• Home
  • Scientific results
  • Application of Machine Learning technology in Smart Grid Data Analysis - Dr. Yuan Zhihui

Application of Machine Learning technology in Smart Grid Data Analysis - Dr. Yuan Zhihui


Smart grid based on the physical power grid, the grid is a kind of for the future of the next generation of sustainable and environmentally friendly, it is based on the two-way information communication network, on the basis of the blend of the sensor measurement technology, communication technology, information technology, computer technology and intelligent decision-making and control technology and other advanced technology, can ensure the security and stability of power grid to work effectively. As shown in figure 1, a smart grid covering power generation, transmission, substation, power distribution and utilization, and scheduling and so on each link, the electric power market demand and function of each stakeholders in the coordinate, the ensure system run efficiently, reduce operating costs and the parts of environmental impact at the same time, as far as possible to improve the reliability of system, self-healing and stability. Its main features include meeting the needs of customers, allowing all kinds of distributed new energy power generation equipment to enter the network, resisting attack and self-healing from faults, and realizing on-demand allocation of power market resources. Data analysis is the core of big data processing in smart power grid. Due to the characteristics of massive, complex and diverse big data, many traditional small data analysis algorithms in the big data environment are no longer applicable, and new data analysis methods or existing data analysis methods need to be adopted or improved.
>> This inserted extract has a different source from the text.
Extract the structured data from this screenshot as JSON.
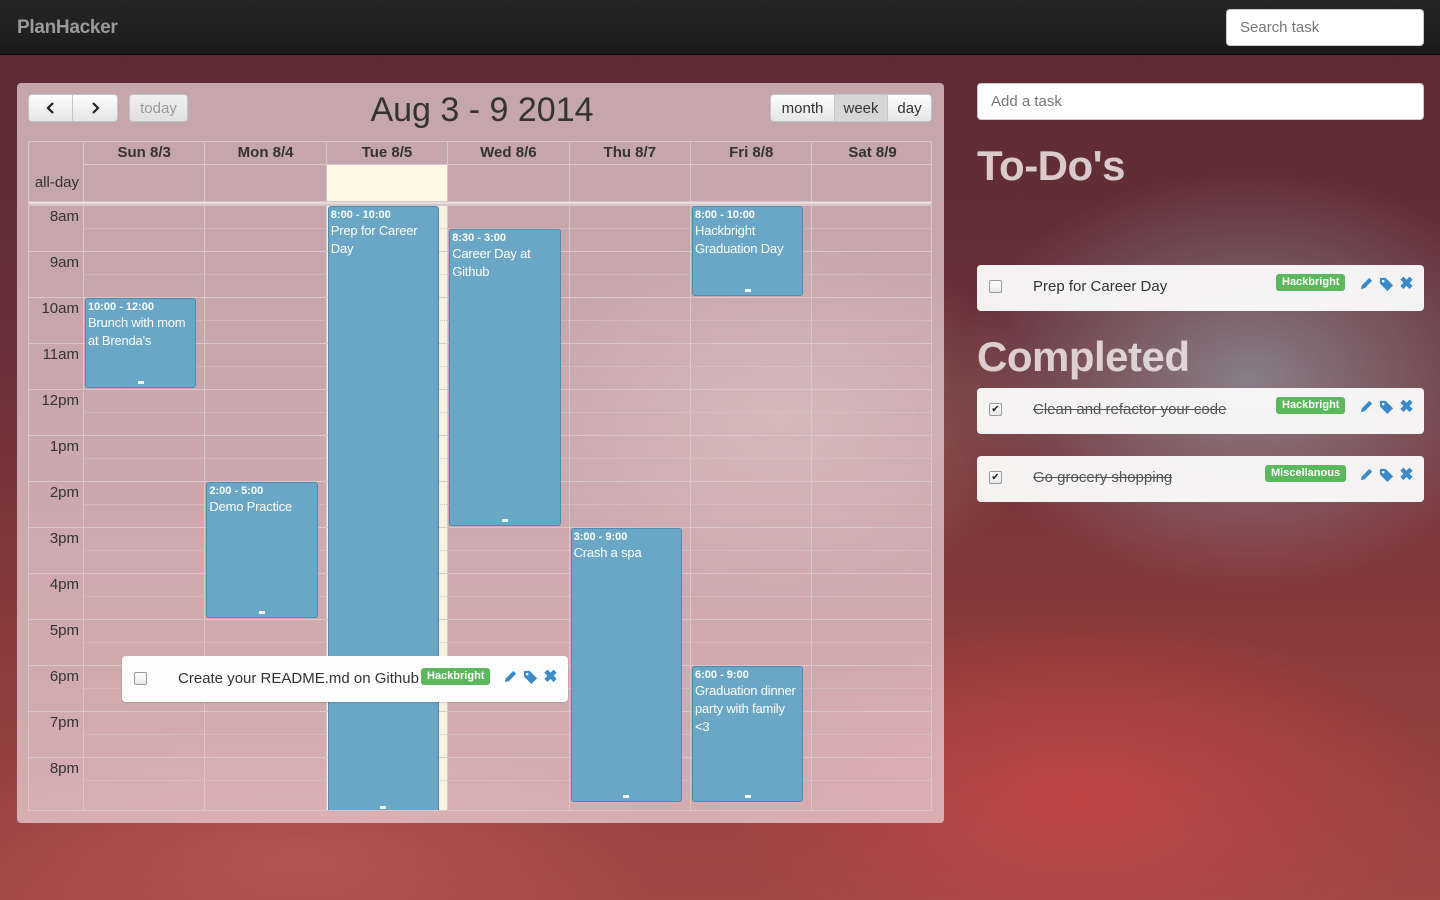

In recent years, with the rapid development of Artificial Intelligence (AI) and big data technology, research on how to apply these new technologies and theories to improve the intelligent level of smart grid operation and management has increasingly attracted extensive attention from academia and industry at home and abroad. Among them, the smart power grid data analysis technology based on machine learning theory is one of the research hotspots in this field, which involves a wide range of disciplines, high technical complexity, and is still lack of system methodology and industry standards.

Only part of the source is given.